There have been four or five shaking cases (at least that I've read about) where a person who shook a child was reported to have seen an educational video in the hospital.
In response to a question about a recent case in Albany (where it is unknown whether the father had seen the video), I had some thoughts on video education programs...
- first, it's important to recognize that the law in New York and other states usually doesn't require that parents watch the video: it requires that hospitals offer all new parents the opportunity to do so.
The effectiveness of the program is a function of several things, including whether the hospital sets up an effective and efficient way to make that opportunity available, how it is managed by the staff, and how the educational opportunity is presented to the parents.
"Do you want to watch a video about shaken baby syndrome?" is a very different question than "We'd like to show you a video that will help you learn how you can help keep your child safe from shaking injuries.
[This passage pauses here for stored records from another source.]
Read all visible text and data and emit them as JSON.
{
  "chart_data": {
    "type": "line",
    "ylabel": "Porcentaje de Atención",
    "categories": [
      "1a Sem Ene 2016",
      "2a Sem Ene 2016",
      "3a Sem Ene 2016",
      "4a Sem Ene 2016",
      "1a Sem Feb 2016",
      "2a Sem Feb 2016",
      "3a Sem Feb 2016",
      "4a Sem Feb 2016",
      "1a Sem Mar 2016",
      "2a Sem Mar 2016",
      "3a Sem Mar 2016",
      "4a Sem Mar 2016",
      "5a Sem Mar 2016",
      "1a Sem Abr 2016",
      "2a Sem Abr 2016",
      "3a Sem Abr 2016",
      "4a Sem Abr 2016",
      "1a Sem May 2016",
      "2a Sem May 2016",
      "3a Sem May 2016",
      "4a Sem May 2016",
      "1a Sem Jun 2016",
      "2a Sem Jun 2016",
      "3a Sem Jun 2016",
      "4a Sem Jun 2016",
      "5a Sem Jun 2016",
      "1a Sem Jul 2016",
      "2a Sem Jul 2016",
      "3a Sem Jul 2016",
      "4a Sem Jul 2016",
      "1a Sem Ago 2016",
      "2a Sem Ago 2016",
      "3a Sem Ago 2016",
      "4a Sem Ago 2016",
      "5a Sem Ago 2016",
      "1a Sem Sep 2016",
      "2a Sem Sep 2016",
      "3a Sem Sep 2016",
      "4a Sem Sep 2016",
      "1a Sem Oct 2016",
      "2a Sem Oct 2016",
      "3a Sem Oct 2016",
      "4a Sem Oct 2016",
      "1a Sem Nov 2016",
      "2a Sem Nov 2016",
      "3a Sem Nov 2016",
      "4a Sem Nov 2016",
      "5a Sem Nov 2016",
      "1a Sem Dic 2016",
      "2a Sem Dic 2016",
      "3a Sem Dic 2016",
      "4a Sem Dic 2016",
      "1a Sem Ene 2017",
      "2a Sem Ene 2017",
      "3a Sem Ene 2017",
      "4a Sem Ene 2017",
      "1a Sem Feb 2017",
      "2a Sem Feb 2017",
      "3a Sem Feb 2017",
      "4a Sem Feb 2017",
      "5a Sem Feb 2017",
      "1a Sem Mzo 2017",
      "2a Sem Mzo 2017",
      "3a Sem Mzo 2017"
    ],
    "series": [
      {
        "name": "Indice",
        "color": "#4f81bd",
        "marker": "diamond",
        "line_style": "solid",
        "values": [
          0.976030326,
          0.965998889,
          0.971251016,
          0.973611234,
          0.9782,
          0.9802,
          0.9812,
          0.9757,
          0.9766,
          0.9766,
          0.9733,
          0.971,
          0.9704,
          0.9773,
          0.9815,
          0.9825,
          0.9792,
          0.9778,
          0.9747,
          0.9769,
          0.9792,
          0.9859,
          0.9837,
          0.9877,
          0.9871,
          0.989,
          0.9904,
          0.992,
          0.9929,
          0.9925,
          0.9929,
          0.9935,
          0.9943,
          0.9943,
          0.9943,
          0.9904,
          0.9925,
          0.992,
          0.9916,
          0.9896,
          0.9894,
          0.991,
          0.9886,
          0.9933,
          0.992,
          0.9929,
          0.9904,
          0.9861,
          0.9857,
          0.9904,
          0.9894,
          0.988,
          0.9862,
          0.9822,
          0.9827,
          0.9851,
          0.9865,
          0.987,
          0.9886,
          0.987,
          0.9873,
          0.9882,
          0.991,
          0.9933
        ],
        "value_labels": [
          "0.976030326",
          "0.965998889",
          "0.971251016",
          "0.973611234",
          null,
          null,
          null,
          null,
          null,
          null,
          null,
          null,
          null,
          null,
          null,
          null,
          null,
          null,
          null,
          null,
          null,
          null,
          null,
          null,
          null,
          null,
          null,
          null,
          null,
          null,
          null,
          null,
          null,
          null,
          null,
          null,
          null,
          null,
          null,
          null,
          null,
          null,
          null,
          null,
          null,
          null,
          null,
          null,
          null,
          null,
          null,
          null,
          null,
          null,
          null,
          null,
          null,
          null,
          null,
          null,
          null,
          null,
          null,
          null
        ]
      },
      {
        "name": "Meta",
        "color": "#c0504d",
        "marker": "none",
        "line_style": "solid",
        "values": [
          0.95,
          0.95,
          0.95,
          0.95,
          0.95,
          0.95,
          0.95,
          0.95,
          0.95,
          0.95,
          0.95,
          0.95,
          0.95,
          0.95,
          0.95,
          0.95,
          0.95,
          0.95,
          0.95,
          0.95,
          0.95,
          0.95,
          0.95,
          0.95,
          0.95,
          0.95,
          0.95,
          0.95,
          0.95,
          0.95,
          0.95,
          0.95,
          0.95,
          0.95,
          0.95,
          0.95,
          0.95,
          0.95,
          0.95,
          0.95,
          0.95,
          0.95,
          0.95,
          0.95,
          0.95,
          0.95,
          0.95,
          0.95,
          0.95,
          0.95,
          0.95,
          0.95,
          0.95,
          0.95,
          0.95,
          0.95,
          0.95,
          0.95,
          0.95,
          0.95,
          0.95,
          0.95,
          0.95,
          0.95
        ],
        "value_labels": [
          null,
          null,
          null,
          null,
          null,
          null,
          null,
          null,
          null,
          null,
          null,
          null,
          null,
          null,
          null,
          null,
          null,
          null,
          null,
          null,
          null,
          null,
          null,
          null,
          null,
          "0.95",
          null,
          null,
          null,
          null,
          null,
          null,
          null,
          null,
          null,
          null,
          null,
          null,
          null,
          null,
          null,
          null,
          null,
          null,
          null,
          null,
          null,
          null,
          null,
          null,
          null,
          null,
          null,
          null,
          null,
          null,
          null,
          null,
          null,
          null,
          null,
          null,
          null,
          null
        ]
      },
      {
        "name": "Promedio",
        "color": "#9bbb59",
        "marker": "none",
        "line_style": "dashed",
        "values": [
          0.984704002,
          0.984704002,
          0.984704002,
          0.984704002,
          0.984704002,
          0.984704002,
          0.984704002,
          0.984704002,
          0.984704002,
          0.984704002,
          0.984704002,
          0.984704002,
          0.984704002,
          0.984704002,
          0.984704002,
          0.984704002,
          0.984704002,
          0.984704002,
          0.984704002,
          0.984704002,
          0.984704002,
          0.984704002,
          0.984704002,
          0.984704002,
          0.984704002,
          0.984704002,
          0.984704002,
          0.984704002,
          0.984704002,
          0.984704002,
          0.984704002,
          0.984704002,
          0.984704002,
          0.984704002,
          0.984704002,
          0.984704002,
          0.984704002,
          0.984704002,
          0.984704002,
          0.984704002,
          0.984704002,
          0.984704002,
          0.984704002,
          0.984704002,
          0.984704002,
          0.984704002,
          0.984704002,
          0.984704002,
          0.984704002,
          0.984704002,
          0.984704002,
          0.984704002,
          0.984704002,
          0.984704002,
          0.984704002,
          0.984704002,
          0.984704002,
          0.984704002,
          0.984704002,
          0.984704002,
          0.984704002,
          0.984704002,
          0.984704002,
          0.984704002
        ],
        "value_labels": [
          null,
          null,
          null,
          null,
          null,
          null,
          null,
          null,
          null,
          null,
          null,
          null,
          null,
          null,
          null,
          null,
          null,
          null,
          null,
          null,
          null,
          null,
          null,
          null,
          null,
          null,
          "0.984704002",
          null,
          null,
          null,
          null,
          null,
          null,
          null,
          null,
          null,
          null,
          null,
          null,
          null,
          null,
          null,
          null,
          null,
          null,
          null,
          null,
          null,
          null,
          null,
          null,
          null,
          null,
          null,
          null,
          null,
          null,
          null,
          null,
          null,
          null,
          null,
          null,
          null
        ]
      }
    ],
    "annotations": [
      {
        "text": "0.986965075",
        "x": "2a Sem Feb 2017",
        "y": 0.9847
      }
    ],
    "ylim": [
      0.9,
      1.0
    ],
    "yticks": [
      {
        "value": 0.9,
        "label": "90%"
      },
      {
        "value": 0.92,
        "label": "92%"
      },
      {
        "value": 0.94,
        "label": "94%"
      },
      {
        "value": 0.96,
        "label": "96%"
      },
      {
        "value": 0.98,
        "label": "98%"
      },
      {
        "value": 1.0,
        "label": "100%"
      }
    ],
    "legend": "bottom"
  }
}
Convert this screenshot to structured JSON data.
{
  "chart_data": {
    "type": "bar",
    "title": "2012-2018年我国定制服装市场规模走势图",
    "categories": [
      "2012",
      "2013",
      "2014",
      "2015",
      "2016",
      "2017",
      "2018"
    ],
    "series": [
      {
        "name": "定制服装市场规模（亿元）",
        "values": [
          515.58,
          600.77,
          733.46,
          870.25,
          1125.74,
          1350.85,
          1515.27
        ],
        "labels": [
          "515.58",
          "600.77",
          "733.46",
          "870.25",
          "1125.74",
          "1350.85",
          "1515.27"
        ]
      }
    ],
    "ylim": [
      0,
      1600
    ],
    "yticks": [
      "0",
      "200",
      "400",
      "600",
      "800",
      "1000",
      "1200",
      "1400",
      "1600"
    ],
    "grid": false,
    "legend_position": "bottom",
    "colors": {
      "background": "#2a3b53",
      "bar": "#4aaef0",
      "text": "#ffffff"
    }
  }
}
Is that OK?"
As I recall, the stats last year indicated that the "watch" rate varies in the hospitals supported by the regional program here varies between 45% to 75%.
Some of the hospitals close to the NYC metro area have problems because they rely on a signfiant number of per diem nurses to provide care, and those nurses don't necessarily get training on the program.
That's still better than the participation was at Albany Medical Center a couple of years ago, when I was told that about 25% of the parents watched the video. They were not involved with either of the regional prevention support programs and I was told by one parent that the nurses basically asked the first question: "do you want to watch a video about SBS?"
On the other hand, when I was at a baby safety fair in the Albany area a couple of years ago, I informally sampled parents with infants and it seemed that St. Peter's Hospital was doing the best job of the 5 maternity hospitals in the Albany area.
- second, while all of the hospitals make an effort to show the video to both parents, I believe they usually manage to get only about 60% of the fathers.
- third, and in some respects most critically, there are individuals who see the video and either don't get the information or don't acknowledge and act upon it.
I don't think there are any simple explanations that fits all cases.
For many fathers, the birth experience is not only the opening of a door into a strange, new world with new and enormous responsibilities, but it is a time of disruption, confusion and chaos. It's frequently the beginning of a long period of intermittent exhaustion, coupled with anxiety and apprehension.
In those circumstances, even when the father is present, getting him to stop, participate and focus on the video, and not just to watch it, but to understand and apply it to themselves, is a challenge. I suspect the an appeal to fathers to learn how "you can protect your baby" theme is most likely to be effective, but this is an area that requires some real psychologically based outcomes research.
- Fourth, some of those fathers (and the relatively few articles reporting on a shaking event by a parent who has seen the video all involved males) are going to watch that video and refuse to accept that it has any lessons which apply to them.
In particular, I think individuals with control issues are not disposed to learn the lessons being offered.
Video education is, I think, a very effective way to prevent shaking from ignorance - and while it didn't assess specific knowledge about the danger of shaking, the recent study which found 1/3 of parents are ignorant about important aspects of child development suggests there is significant ignorance about the nature of that danger too - and probably works to prevent many instances where parents are generally indifferent to the welfare of their child.
I think one thing that is needed is education for mothers that models ways to effectively engage their spouse in the routines of child care and child safety, especially in contexts where domestic violence is a concern.
One reason that education in the hospital is important is that research suggests education following birth takes advantage of a "teachable moment" - at least for mothers - when parents are usually receptive to education about how their behavior can affect children. It has been shown to increased the effectiveness of smoking prevention programs targeted at mothers.
In the Buffalo study area, there has been a sustained reduction in inflicted head injuries of 50%.
I believe that while some parents are involved in the cases that are still happening, the precentage is lower than the nationally reported statistics and many of those parents didn't actually see the video (I suspect partially because of the reasons noted above, and partially because some parents didn't want to watch a video about "child abuse" - another area where research needs to replace speculation).
Considering that a typical prevention program is touted as a success when there is a 10%-15% change in the targeted behavior, this is extraordinary success (as recognized by the Joint Commission on Accreditation of Healthcare Organizations).
That said, we all recognize that it won't be successful enough until there is a 100% change.